The Thunder elevated Aleksej Pokusevski to the starting five with Darius Bazley (shoulder) out but made Moses Brown the first big off the bench, with the second-year center posting eight points, 12 boards and a block.
They’re not household names, and these are some examples on the extreme end of the spectrum, but this is the time of the season where it can pay off significantly if you pay attention to the supposed scrubs.
Hungry Like the Wolves
Chris Finch said the other day that the Wolves are probably going to tighten up the rotation a bit, which is good news for fantasy players. That’s a team with a whole lot of bodies; enough that it’s hindering development and of course, fantasy stats. Thursday’s game wasn’t the most illuminating with D’Angelo Russell, Malik Beasley and Jarrett Culver out, as you’d assume they’ll be in the rotation when healthy, but there was still some stuff to look over. Jordan McLaughlin, who has been flat-out better than Ricky Rubio lately, was also out.

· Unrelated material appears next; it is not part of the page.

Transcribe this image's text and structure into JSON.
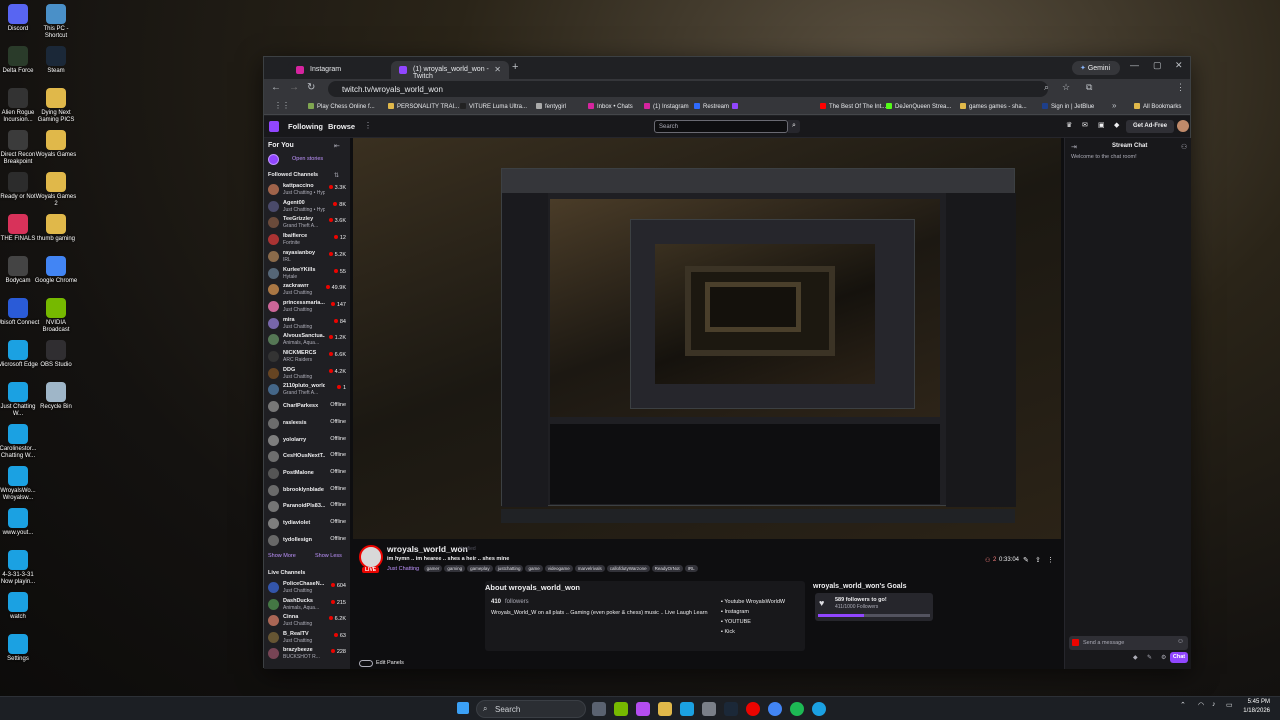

(It also doesn’t help that the Wolves actually boatraced the Pelicans to the tune of a 30-point victory, but we can only work with what we’re given.)
The five starters: Karl-Anthony Towns (duh), Ricky Rubio (the D’Lo placeholder and potential trade bait), Anthony Edwards (also duh), Jarred Vanderbilt (interesting) and Jake Layman (less interesting but can compensate for that by playing extremely hard).

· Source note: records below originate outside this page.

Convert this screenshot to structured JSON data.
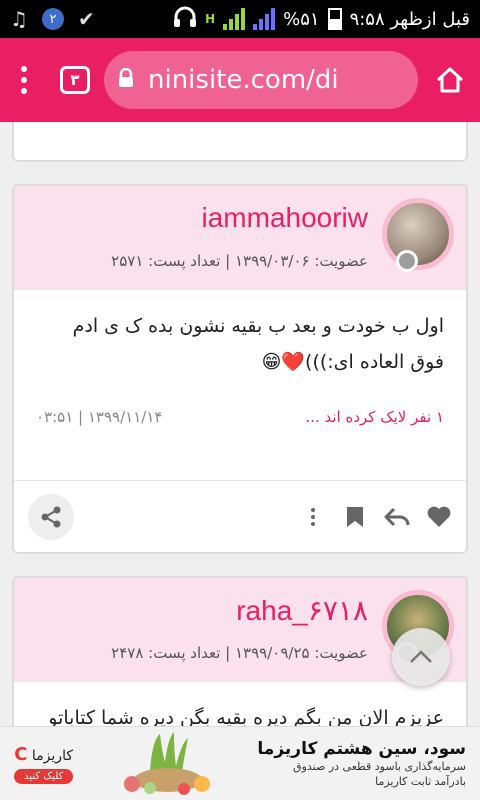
{
  "status_bar": {
    "notification_count": "۲",
    "network_label": "H",
    "battery_percent": "%۵۱",
    "time": "۹:۵۸ قبل ازظهر"
  },
  "toolbar": {
    "tab_count": "۳",
    "url": "ninisite.com/di"
  },
  "posts": [
    {
      "username": "iammahooriw",
      "meta": "عضویت: ۱۳۹۹/۰۳/۰۶ | تعداد پست: ۲۵۷۱",
      "body_line1": "اول ب خودت و بعد ب بقیه نشون بده ک ی ادم",
      "body_line2": "فوق العاده ای:)))❤️😁",
      "likes": "۱ نفر لایک کرده اند ...",
      "date": "۱۳۹۹/۱۱/۱۴ | ۰۳:۵۱"
    },
    {
      "username": "raha_۶۷۱۸",
      "meta": "عضویت: ۱۳۹۹/۰۹/۲۵ | تعداد پست: ۲۴۷۸",
      "body_line1": "عزیزم الان من بگم دیره بقیه بگن دیره شما کتاباتو"
    }
  ],
  "ad": {
    "brand": "کاریزما",
    "cta": "کلیک کنید",
    "title": "سود، سین هشتم کاریزما",
    "subtitle_line1": "سرمایه‌گذاری باسود قطعی در صندوق",
    "subtitle_line2": "بادرآمد ثابت کاریزما"
  },
  "colors": {
    "primary": "#e91e63",
    "header_bg": "#fbe1ec"
  }
}
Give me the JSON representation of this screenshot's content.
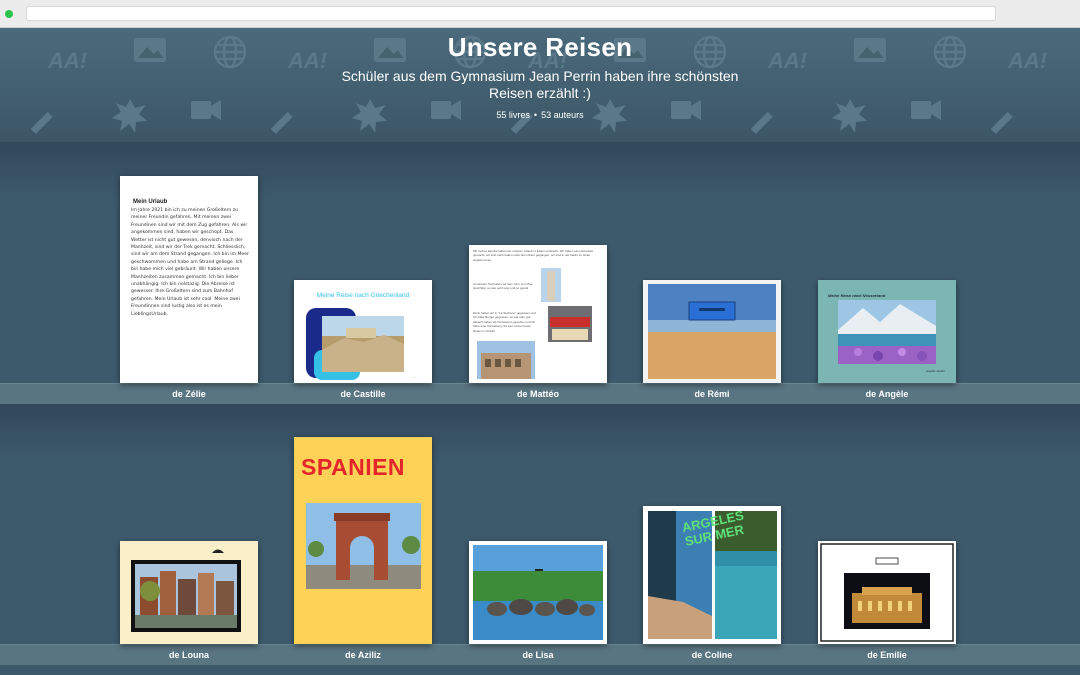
{
  "browser": {
    "status_color": "#2cc34a"
  },
  "header": {
    "title": "Unsere Reisen",
    "subtitle": "Schüler aus dem Gymnasium Jean Perrin haben ihre schönsten Reisen erzählt :)",
    "books_count": "55 livres",
    "separator": "•",
    "authors_count": "53 auteurs"
  },
  "books": [
    {
      "author": "de Zélie",
      "cover_title": "Mein Urlaub",
      "cover_text": "Im Jahre 2021 bin ich zu meinen Großeltern zu meiner Freundin gefahren. Mit meinen zwei Freundinen sind wir mit dem Zug gefahren. Als wir angekommen sind, haben wir geschopt. Das Wetter ist nicht gut gewesen, denvioch nach der Manhzeit, sind wir der Trek gemacht. Schliesslich, sind wir am dem Strand gegangen. Ich bin im Meer geschwommen und habe am Strand geliege. Ich bin habe mich viel gebräunt. Wir haben unsere Manhzeiten zusammen gemacht. Ich bin lieber unabhängig. Ich bin nolstazig. Die Abreise ist gewesser. Ihre Großeltern sind zum Bahnhof gefahren. Mein Urlaub ist sehr cool. Meine zwei Freundinnen sind lustig also ist es mein LieblingsUrlaub."
    },
    {
      "author": "de Castille",
      "cover_title": "Meine Reise nach Griechenland"
    },
    {
      "author": "de Mattéo",
      "cover_text_1": "Mit meiner Familie haben wir unseren Urlaub in Italien verbracht. Wir haben eine Autoreise gemacht, wir sind nach Italien nach dem Abitur gegangen, wir sind in der Nacht im Hotel angekommen.",
      "cover_text_2": "Am Ersten Tag haben wir den Turm von Pisa besichtigt, es war sehr lang und so genial",
      "cover_text_3": "Dann haben wir in \"La Stazione\" gegessen und ich habe Burger gegessen. es war sehr gut. danach haben wir Kolosseum gesehen und ich habe eine Vorstellung. Es war meiner beste Reise im Urlaub!"
    },
    {
      "author": "de Rémi"
    },
    {
      "author": "de Angèle",
      "cover_title": "Meine Reise nach Neuseeland",
      "cover_signature": "Angèle Jeukin"
    },
    {
      "author": "de Louna"
    },
    {
      "author": "de Aziliz",
      "cover_title": "SPANIEN"
    },
    {
      "author": "de Lisa"
    },
    {
      "author": "de Coline",
      "cover_title": "ARGELES SUR MER"
    },
    {
      "author": "de Emilie"
    }
  ],
  "colors": {
    "background": "#3d5a6c",
    "header_text": "#ffffff",
    "shelf_plank": "#597582",
    "spanien_cover": "#fdd257",
    "spanien_title": "#e4262b",
    "castille_accent": "#35c1e6"
  }
}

The bench: Jaden McDaniels (very, very interesting), Naz Reid (the backup center), Josh Okogie (the only defensive-minded guy), Jaylen Nowell (the hot hand) and Juancho Hernangomez (six minutes of garbage time).
The first three starters and Reid don’t really need any extra analysis, but the forward mix is worth diving into.
Vanderbilt hit the fantasy radar earlier in the year but has been getting outplayed by McDaniels fairly regularly, which is what happened tonight. JV had two points, six rebounds and four assists in 17 minutes while McDaniels put together the best game of his young career, scoring 20 points on 8-of-9 shooting with four rebounds, two steals, three blocks and four 3-pointers in 26 minutes. He’s top-190/170 (8/9-cat) in the last month and is on a serious upward trend, with the stat set to sustain fantasy appeal. It looks like we could see a changing of the guard there, and we’re not overly concerned about Layman despite 12 points, three triples and a block in 23 minutes. He’s gone from starter to DNP-CD at the drop of a hat and you’d figure that he’s the first one to go when Beasley’s suspension is up.
Nowell had another outstanding game, popping off for a career-high 28 points on 11-of-13 shooting with six triples. He’s been on a nice scoring run since entering the rotation at the end of January. The Wolves might not have the space for him when Russell returns, but there’s short-term scoring punch here. Okogie has struggled to string good games together this season and has also fallen out of the rotation at times, so while he brings a necessary dynamic to the table he also hasn’t played well enough to deliver its benefits.
This is a very bad team; the sort that usually yields at least some kind of fantasy value. We saw Hernangomez pull it off last year, and he’s terrible. Finch seems to recognize, for his own purposes, that there’s too many cooks in the kitchen. It’d behoove you to figure out which guys will make the grade, because a condensed playing group should benefit all involved.